I will find another way to continue this intimacy with you, sweet baby. We will stare into each other’s eyes, and I will sing over you. I will love you with the same ferocity & passion as before. I promised you I would always fight for you—I would always listen to you. I promised I wouldn’t just look at you the way I looked at your sister or assume you were the same, because I knew you both were individuals who needed different parts of me. I knew you would have different highs and lows, and different challenges with unique solutions. I was able to nurse your sister for 13 glorious months, and when she was ready to move on, as was I. You are different, and we are not ready, but we will fight through this together and come out on the other side just as connected as before. We will thrive. Our bond supersedes the Act of nursing, because you are a part of me. We need each other, and I will not being selfish. I will fight for your health, your happinesses, your joy, because more than just nursing, that is what mothers do. 
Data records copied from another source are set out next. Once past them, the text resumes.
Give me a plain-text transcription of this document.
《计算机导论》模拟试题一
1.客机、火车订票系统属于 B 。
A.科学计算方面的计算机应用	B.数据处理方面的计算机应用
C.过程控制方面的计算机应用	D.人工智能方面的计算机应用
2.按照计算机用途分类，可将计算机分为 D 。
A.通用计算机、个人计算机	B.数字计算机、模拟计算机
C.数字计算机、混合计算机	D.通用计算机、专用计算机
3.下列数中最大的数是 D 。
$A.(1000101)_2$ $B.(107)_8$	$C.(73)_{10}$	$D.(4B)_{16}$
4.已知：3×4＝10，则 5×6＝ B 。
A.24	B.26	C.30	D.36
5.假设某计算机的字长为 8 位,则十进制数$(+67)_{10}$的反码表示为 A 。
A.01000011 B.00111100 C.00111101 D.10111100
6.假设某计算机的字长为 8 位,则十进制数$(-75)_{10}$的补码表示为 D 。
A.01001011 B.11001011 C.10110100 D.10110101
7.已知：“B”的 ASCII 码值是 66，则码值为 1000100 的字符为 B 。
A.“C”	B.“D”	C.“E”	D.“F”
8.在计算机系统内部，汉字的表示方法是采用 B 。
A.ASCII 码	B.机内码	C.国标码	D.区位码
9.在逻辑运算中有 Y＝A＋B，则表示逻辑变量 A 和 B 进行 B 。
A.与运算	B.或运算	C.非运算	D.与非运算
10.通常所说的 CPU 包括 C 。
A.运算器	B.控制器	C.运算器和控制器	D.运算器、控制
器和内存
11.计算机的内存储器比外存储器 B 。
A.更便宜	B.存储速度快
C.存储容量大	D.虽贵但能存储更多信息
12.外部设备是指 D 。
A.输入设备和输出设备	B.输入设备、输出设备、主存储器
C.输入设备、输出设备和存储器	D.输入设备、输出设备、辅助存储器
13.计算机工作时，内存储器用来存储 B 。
I make a bottle of formula & cradle you in a familiar position. You look up me, tears streaming down my face as I grieve, and you drink. You finish and all at once are finally still and content without a hint of upset or spit up. I hold you close, breathe you in, and pat your back gently. 

We can do this. We can do this. 


-RS


Comments

  1. Awe Rachel I’m so sorry. We went through that with Ezra and I felt like a failure but you are an amazing mother! You got this!